The Association of Southeast Asian Nations, or Asean, was established on 8 August 1967 in Bangkok, Thailand, with the signing of the Asean Declaration by Indonesia, Malaysia, Philippines, Singapore and Thailand. Since then, membership has expanded to include Brunei, Myanmar, Cambodia, Laos, and Vietnam. Its aims include accelerating economic growth, social progress and cultural development of its member states and the protection of regional peace and stability.
Southeast Asian nations tackle maritime security issues
Senior Southeast Asian foreign ministry officials met in the Philippines on Wednesday to try to improve maritime co-operation amid sea disputes that threaten regional stability.
Discussions during the three-day Asean Maritime Forum will focus on maritime security, sea piracy and ensuring “freedom of navigation” in the seas they share, the foreign department said in a statement.
Asean groups Brunei, Cambodia, Indonesia, Laos, Malaysia, Myanmar, the Philippines, Singapore, Thailand and Vietnam.
“The Philippines would like to positively engage our partners to discuss cross-cutting maritime issues and explore ways and means to enhance activities aimed at bolstering maritime security and cooperation in East Asia,” said foreign department spokesman Raul Hernandez.
He said a chairman’s statement spelling out agreed cooperation efforts would be released on Thursday after the closed-door sessions.
The officials at the meeting are mostly deputy foreign ministers and senior foreign ministry officials.
The forum is to be expanded on Friday to include Asean partners Australia, China, India, Japan, New Zealand, South Korea, Russia and the United States, the department said.
Japan’s delegation is led by deputy minister for foreign affairs Koji Tsuruoka, who is expected to deliver a speech on Friday.
One diplomat at the talks said the speech may touch on an ongoing dispute with China over a group of islands called Senkaku in the East China Sea, which China also claims and calls Diaoyu.
China is also embroiled in territorial disputes with Southeast Asian nations over the South China Sea.
It claims sovereignty over nearly all of the South China Sea, which is believed to hold vast amounts of oil and gas, is a rich fishing ground and is home to shipping lanes vital to global trade.

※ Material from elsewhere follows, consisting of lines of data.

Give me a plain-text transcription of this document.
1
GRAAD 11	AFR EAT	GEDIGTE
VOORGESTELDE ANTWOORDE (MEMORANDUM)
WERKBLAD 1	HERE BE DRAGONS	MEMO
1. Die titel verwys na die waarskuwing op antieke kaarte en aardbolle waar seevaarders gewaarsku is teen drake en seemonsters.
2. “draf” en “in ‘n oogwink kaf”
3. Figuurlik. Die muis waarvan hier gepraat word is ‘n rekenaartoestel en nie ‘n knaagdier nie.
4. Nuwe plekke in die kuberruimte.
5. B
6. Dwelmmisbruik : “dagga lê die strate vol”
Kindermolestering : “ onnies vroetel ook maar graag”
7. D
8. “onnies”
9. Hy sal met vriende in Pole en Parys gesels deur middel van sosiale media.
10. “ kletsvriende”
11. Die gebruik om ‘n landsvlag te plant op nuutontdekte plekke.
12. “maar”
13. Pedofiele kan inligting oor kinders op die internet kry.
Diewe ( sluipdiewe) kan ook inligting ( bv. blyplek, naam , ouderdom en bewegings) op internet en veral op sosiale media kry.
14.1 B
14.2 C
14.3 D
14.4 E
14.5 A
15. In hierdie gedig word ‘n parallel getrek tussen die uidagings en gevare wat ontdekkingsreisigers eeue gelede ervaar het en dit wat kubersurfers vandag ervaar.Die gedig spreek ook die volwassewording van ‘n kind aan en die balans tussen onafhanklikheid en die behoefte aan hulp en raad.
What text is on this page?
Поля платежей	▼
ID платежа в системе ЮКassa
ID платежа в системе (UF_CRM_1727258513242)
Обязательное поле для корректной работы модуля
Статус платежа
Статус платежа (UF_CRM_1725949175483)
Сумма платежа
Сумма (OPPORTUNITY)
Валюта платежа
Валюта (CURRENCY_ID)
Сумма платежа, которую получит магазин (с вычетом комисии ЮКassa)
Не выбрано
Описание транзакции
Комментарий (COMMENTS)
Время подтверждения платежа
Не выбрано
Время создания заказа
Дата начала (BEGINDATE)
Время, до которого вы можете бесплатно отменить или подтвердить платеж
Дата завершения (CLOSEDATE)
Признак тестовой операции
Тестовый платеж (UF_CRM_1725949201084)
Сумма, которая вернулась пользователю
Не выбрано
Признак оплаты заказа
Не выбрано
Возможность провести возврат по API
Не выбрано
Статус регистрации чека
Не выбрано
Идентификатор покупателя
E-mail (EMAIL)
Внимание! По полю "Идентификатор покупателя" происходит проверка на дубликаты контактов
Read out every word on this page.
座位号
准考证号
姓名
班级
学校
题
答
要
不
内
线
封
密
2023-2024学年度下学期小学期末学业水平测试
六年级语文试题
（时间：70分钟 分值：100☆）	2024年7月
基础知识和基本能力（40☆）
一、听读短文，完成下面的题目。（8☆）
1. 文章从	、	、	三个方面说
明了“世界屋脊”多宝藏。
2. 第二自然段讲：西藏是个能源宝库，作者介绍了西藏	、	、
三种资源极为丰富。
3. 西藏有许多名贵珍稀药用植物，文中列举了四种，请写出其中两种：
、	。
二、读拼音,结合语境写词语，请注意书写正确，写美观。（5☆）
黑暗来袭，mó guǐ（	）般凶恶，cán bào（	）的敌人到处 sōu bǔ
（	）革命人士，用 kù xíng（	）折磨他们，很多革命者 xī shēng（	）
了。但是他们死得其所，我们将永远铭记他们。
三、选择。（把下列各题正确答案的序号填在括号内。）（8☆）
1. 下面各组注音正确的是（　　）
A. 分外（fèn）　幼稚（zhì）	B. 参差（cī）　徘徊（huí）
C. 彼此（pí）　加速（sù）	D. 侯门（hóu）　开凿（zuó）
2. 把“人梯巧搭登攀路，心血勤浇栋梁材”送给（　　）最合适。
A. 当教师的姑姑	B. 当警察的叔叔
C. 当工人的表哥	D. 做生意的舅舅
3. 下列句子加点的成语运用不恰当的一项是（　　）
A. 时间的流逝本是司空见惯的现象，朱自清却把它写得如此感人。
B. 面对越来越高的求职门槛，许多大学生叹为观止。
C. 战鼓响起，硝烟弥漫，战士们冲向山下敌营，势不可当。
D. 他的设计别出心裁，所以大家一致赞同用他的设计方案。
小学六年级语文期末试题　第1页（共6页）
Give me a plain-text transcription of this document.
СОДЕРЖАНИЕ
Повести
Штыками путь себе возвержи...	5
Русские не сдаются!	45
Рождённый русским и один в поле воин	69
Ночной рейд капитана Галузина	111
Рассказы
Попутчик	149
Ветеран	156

But the Philippines, Brunei, Malaysia, Vietnam and Taiwan also have claims to parts of the sea, some of them overlapping.
The Philippines and China have been locked in a months-long diplomatic stand-off over Scarborough Shoal, an outcrop of rocks in the South China Sea, which Manila calls the West Philippine Sea.
The Philippines insists the shoal sits well within its exclusive economic zone spelt out under the United Nations Convention on the Law of the Sea.
The nearest major Chinese land mass is 1,200 kilometres northwest, according to Philippine navy maps.
The Chinese embassy in Manila would not release the names of its officials attending this week’s meeting.